Le Haut Conseil des collectivités territoriales est une structure à vocation consultative créée par le président de la République pour les questions qui touchent aux politiques publiques plus particulièrement à la décentralisation. Ses membres rendent des avis publics sur des questions précises de la décentralisation, de pouvoir local, de gouvernance locale et des projets de développement. Mamadou Sy Albert note une absence de consensus entre le pouvoir et l’opposition quant à la nécessité de mettre en place le Haut conseil des collectivités territoriales. A l’en croire, c’est le même problème qui existe pour le Conseil Constitutionnel pour l’organisation des élections au Sénégal. « Le fond du débat est qu’on n’a pas encore trouvé de consensus sur les institutions, que ce soit le Conseil économique social et environnemental, le Haut conseil des collectivités territoriales que ce soit même sur l’Acte 3 de la décentralisation. Il n’y a pas de consensus politique sur les institutions. Globalement, il y a un problème de consensus sur les institutions de la République. Pour ce qui concerne le Haut Conseil, la difficulté qu’on a c’est qu’il devient une structure politique de recasement des élus de la majorité présidentielle. Si on regarde vraiment la physionomie de l’actuel Haut conseil, il est composé pour l’essentiel d’élus de l’Apr ou de Benno. Le président choisit 70 élus. Il n’y a que 80 élus qui sont désignés par les élus locaux. Le fait qu’on permette au président de choisir la moitié de la composition du Haut Conseil constitue une entorse démocratique. Il y a également des implications budgétaires puisque ces institutions consomment énormément d’argent. Et on ne voit pas leur utilité » analyse Mamadou Sy Albert. Le boycott par l’opposition des élections pour le choix des membres du haut conseil des collectivités territoriales va encore ternir davantage l’image de cette institution. Ça va encore créer beaucoup plus de tensions entre le pouvoir et l’opposition, selon Mamadou Sy Albert. « Il faut déplorer les lenteurs liées à l’organisation des élections au Sénégal.
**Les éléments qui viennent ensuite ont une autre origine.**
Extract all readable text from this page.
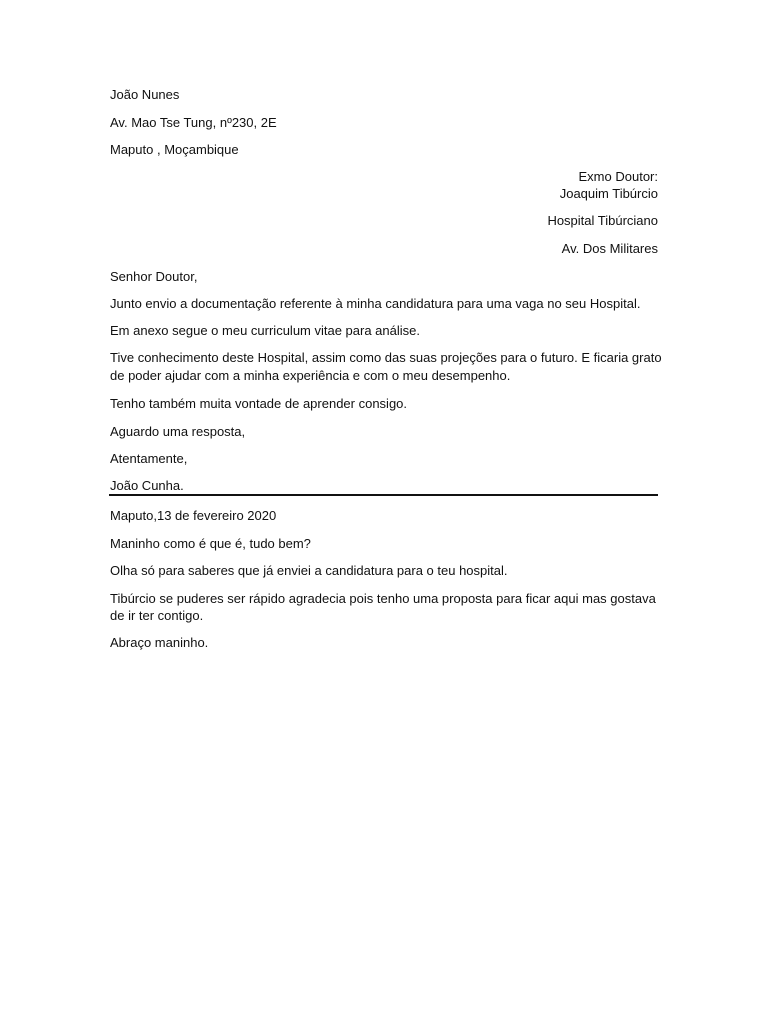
João Nunes
Av. Mao Tse Tung, nº230, 2E
Maputo , Moçambique
Exmo Doutor:
Joaquim Tibúrcio
Hospital Tibúrciano
Av. Dos Militares
Senhor Doutor,
Junto envio a documentação referente à minha candidatura para uma vaga no seu Hospital.
Em anexo segue o meu curriculum vitae para análise.
Tive conhecimento deste Hospital, assim como das suas projeções para o futuro. E ficaria grato
de poder ajudar com a minha experiência e com o meu desempenho.
Tenho também muita vontade de aprender consigo.
Aguardo uma resposta,
Atentamente,
João Cunha.
Maputo,13 de fevereiro 2020
Maninho como é que é, tudo bem?
Olha só para saberes que já enviei a candidatura para o teu hospital.
Tibúrcio se puderes ser rápido agradecia pois tenho uma proposta para ficar aqui mas gostava
de ir ter contigo.
Abraço maninho.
Les Locales ont été reportées plusieurs fois. Les législatives ont failli être reportées. Le Haut Conseil est dans cette dynamique. Parce qu’on ne maîtrise pas le calendrier électoral. Je pense que l’opposition a raison de critiquer le Haut conseil par l’absence de respect d’un calendrier républicain » a ajouté l’enseignant-chercheur et politologue Mamadou Sy Albert.
BACARY DOMINGO MANÉ, JOURNALISTE ET ANALYSTE POLITIQUE : « Pourquoi le Haut conseil des collectivités territoriales est vu comme une chose inutile »
Chaque année, les institutions rendent des rapports sur les questions dont elles ont été saisies ou ayant fait l’objet d’une auto-saisine de leur part. Pour le journaliste Bacary Domingo Mané, on ne peut pas dire que ces institutions n’effectuent pas correctement leur travail malgré leur composition dominée par la majorité présidentielle. A en croire notre interlocuteur, c’est plutôt l’état qui range les rapports produits par ces institutions dans des tiroirs. « Il y a en leur sein des experts qui réfléchissent sur les problématiques qui concernent la marche du pays. A partir de ce moment, l’Etat ne doit pas mettre leurs conclusions dans les tiroirs. Au contraire, il doit voir dans quelle mesure les recommandations doivent être prises en charge. Hélas, généralement, ce que nous constatons, est que ces rapports produits annuellement restent dans les tiroirs. L’Etat n’en fait presque rien du tout. Cela dit, le Hcct et certaines autres institutions sont mises en place pour caser la clientèle politique. On en fait un instrument politicien. C’est pourquoi, je ne vois pas vraiment l’utilité de cette institution qu’est le Hcct dans le fonctionnement de l’Etat » regrette le journaliste et analyste politique Bacary Domingo Mané. Selon lui, le boycott par l’opposition de cette institution la décrédibilise davantage. « Que l’opposition refuse de participer à l’élection de ses membres en brandissant comme argument qu’elle est une institution inutile, ça la décrédibilise davantage. Les faits et les gestes des membres qui la composent donneront raison à l’opposition » estime en conclusion Bacary Domingo Mané.